Ars-technica also just did a review. Check it out.

http://arstechnica.com/reviews/apps/spyware-remo va l.ars

Re:none here

[afd8856]

I've seen spyware targeted at firefox and java applets that would want me to install something I was not curious enough to see. Fortunately, I was always asked if I want to install (security mechanism in Java and Firefox). I think grandpa' will click ok on those boxes, without reading them first.

And if they fail...

[Tuxedo+Jack]

That's what SpywareInfo's for.

http://www.spywareinfo.com

It's arguable that they're the biggest antispyware site out there, and if nothing else, they can get the CoolWebSearch strains that even Ad-Aware and Spybot can't get (real-yellow-pages, linklist, et cetera).

(Disclaimer: I'm a Trusted Advisor there.)

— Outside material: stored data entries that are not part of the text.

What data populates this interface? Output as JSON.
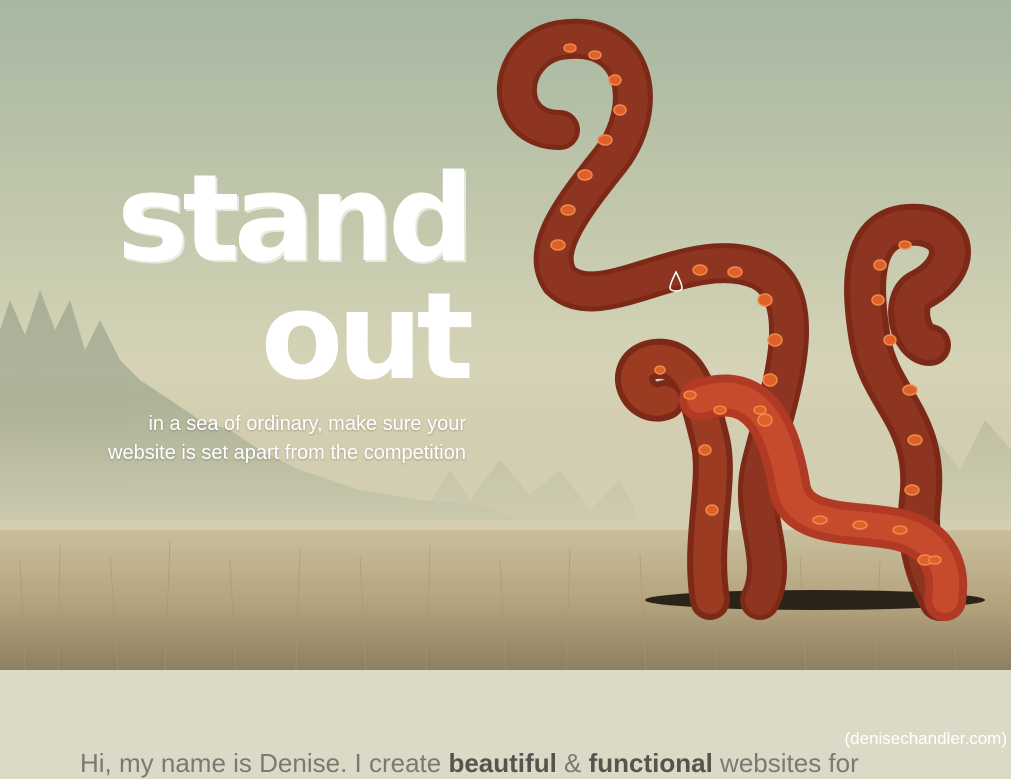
{
  "hero": {
    "headline_line1": "stand",
    "headline_line2": "out",
    "tagline_line1": "in a sea of ordinary, make sure your",
    "tagline_line2": "website is set apart from the competition"
  },
  "footer": {
    "domain_label": "(denisechandler.com)"
  },
  "intro": {
    "text_start": "Hi, my name is Denise. I create ",
    "bold_1": "beautiful",
    "amp": " & ",
    "bold_2": "functional",
    "text_end": " websites for"
  },
  "colors": {
    "page_bg": "#dcdac6",
    "tentacle": "#8a2e1a",
    "sucker": "#e0602a",
    "headline": "#ffffff"
  }
}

Spyware tips I've picked up

[cybergibbons]

I run a small IT consultancy, and nearly every internet connected PC we work on has a significant spyware infection on it. It's not only our job to remove it, but to prevent it coming back. The things that I've noticed after fixing a lot of problems:

• People don't know they have spyware on their computers. They are crawling along, at a stage I would call barely usable, and it doesn't bother them in the slightest. Or, better still, they find those new toolbars really useful...
• A combination of Spybot S&D and Adaware will clean up most problems. Hijackthis will then allow you to remove anything else. Some people say that Hijackthis is the only tool you need - but it can only remove very apparent problems, whereas the other tools will remove nearly all associated keys, files etc.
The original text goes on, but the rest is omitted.